Placing Collibra in the front

“Having a data strategy helps us communicate where we are going and why we are going there,” said Vikram. “The next step in our data transformation journey was to design the flow for the data lake hydration process that we pivoted on Collibra. Collibra has become a well-established data governance and metadata platform at Freddie Mac, the metadata from our legacy data platforms, data warehouses, data marts, applications in relational databases, as well as Hadoop is already integrated into Collibra. The technical metadata from these data sources is supplemented with business metadata, such as definitions, taxonomy, data classifications, data quality, and controls.”

They added custom workflows to increase the collaboration across teams and to keep the business metadata evergreen. They placed Collibra in front of the data lake onboarding process to leverage the existing metadata. Along with their new intake process they were able to accelerate the transformation to their new data information platform.

“The metadata, data classifications, and technical metadata from Collibra powers the access management engine and the data pipelines to hydrate our data lake,” said Vikram. “As the data lake gets hydrated with approved data sets, the data in the lake is already curated. It is ready for access and the metadata from S3 buckets, parquet files and Snowflake is available in Collibra for data consumers, universally.”

Adding the integrations

They are also integrating Collibra with their own data quality processes. They will be able to measure the quality of data as it flows into the lake, analyzing across the quality dimensions of accuracy, completeness and validity. Through Collibra’s Data Catalog, they can then provide these metrics to their data consumers directly.

Then the team designed and developed an intake workflow in Collibra. The registration workflow provides the mechanism to identify and classify data sets that need to be provisioned in the cloud.

Their workflow identifies and validates the data structures that need to be transitioned, then initiates the data lake hydration business process by bringing together different parts of the organization – data consumers, project teams, data owners, and data governance teams to create alignment across the board.

Using pre-built pattern-based pipelines, the metadata flows from Collibra into the lake using Okera, a universal data authorization application, as the engine for fine-grain access management. The integration between Collibra and Okera delivers the data and the masking details at data element level.

The tremendous benefits

With the Collibra-based solution in place for a few months now, Freddie Mac has started to realize tremendous benefits from it. They have strengthened the business culture on the idea that data is a product, with value that the data information platform can deliver. They focus on adding features that their users will be able to use immediately.
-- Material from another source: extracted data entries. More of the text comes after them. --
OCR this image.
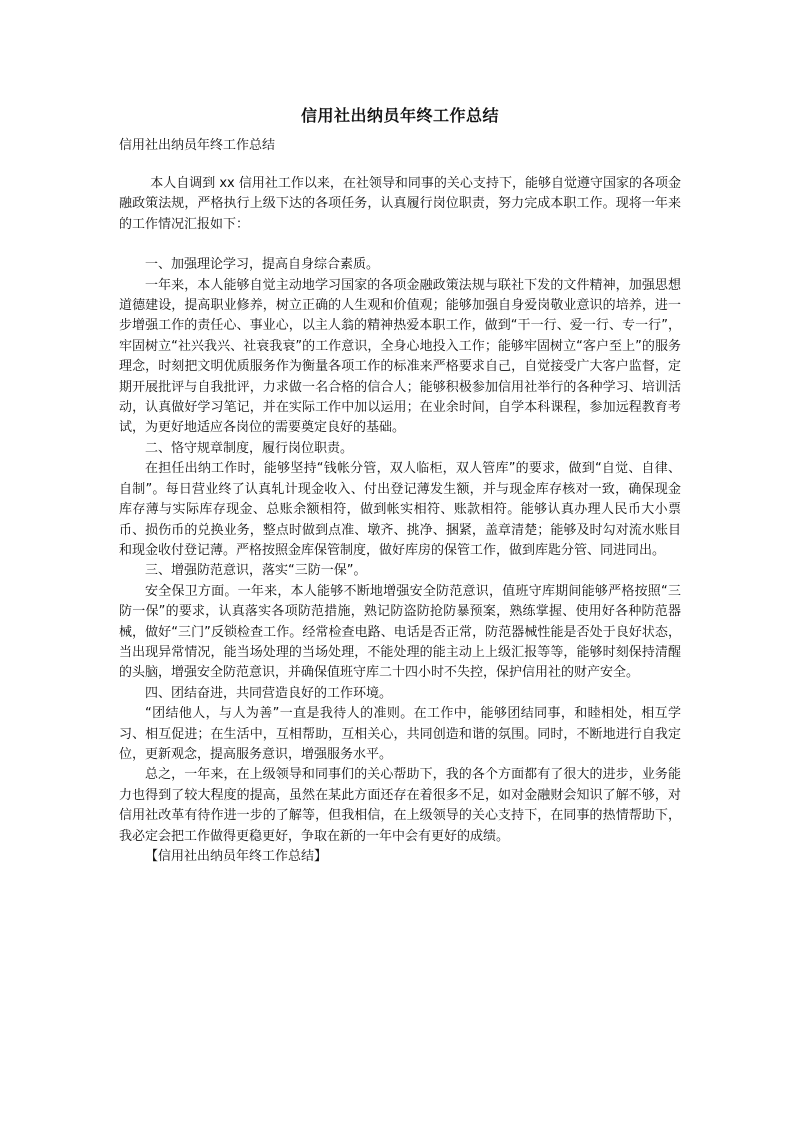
信用社出纳员年终工作总结
信用社出纳员年终工作总结

本人自调到 xx 信用社工作以来，在社领导和同事的关心支持下，能够自觉遵守国家的各项金融政策法规，严格执行上级下达的各项任务，认真履行岗位职责，努力完成本职工作。现将一年来的工作情况汇报如下：

一、加强理论学习，提高自身综合素质。

一年来，本人能够自觉主动地学习国家的各项金融政策法规与联社下发的文件精神，加强思想道德建设，提高职业修养，树立正确的人生观和价值观；能够加强自身爱岗敬业意识的培养，进一步增强工作的责任心、事业心，以主人翁的精神热爱本职工作，做到“干一行、爱一行、专一行”，牢固树立“社兴我兴、社衰我衰”的工作意识，全身心地投入工作；能够牢固树立“客户至上”的服务理念，时刻把文明优质服务作为衡量各项工作的标准来严格要求自己，自觉接受广大客户监督，定期开展批评与自我批评，力求做一名合格的信合人；能够积极参加信用社举行的各种学习、培训活动，认真做好学习笔记，并在实际工作中加以运用；在业余时间，自学本科课程，参加远程教育考试，为更好地适应各岗位的需要奠定良好的基础。

二、恪守规章制度，履行岗位职责。

在担任出纳工作时，能够坚持“钱帐分管，双人临柜，双人管库”的要求，做到“自觉、自律、自制”。每日营业终了认真轧计现金收入、付出登记薄发生额，并与现金库存核对一致，确保现金库存薄与实际库存现金、总账余额相符，做到帐实相符、账款相符。能够认真办理人民币大小票币、损伤币的兑换业务，整点时做到点准、墩齐、挑净、捆紧，盖章清楚；能够及时勾对流水账目和现金收付登记薄。严格按照金库保管制度，做好库房的保管工作，做到库匙分管、同进同出。

三、增强防范意识，落实“三防一保”。

安全保卫方面。一年来，本人能够不断地增强安全防范意识，值班守库期间能够严格按照“三防一保”的要求，认真落实各项防范措施，熟记防盗防抢防暴预案，熟练掌握、使用好各种防范器械，做好“三门”反锁检查工作。经常检查电路、电话是否正常，防范器械性能是否处于良好状态，当出现异常情况，能当场处理的当场处理，不能处理的能主动上上级汇报等等，能够时刻保持清醒的头脑，增强安全防范意识，并确保值班守库二十四小时不失控，保护信用社的财产安全。

四、团结奋进，共同营造良好的工作环境。

“团结他人，与人为善”一直是我待人的准则。在工作中，能够团结同事，和睦相处，相互学习、相互促进；在生活中，互相帮助，互相关心，共同创造和谐的氛围。同时，不断地进行自我定位，更新观念，提高服务意识，增强服务水平。

总之，一年来，在上级领导和同事们的关心帮助下，我的各个方面都有了很大的进步，业务能力也得到了较大程度的提高，虽然在某此方面还存在着很多不足，如对金融财会知识了解不够，对信用社改革有待作进一步的了解等，但我相信，在上级领导的关心支持下，在同事的热情帮助下，我必定会把工作做得更稳更好，争取在新的一年中会有更好的成绩。

【信用社出纳员年终工作总结】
They are developing new business capabilities with the innovations possible with a modern, agile delivery approach. By leveraging Collibra, they are accelerating the simplification of their data ecosystem, with a focus on business. The metadata, technical business, data quality controls, and even operational metadata is all available in Collibra.

“This promotes common understanding of data because this rich metadata is able to provide data consumers, a universal context on the data origination, its availability and how to get access to what data,” said Vikram. “Having an integrated business view of this rich content is very powerful and empowers our business users.”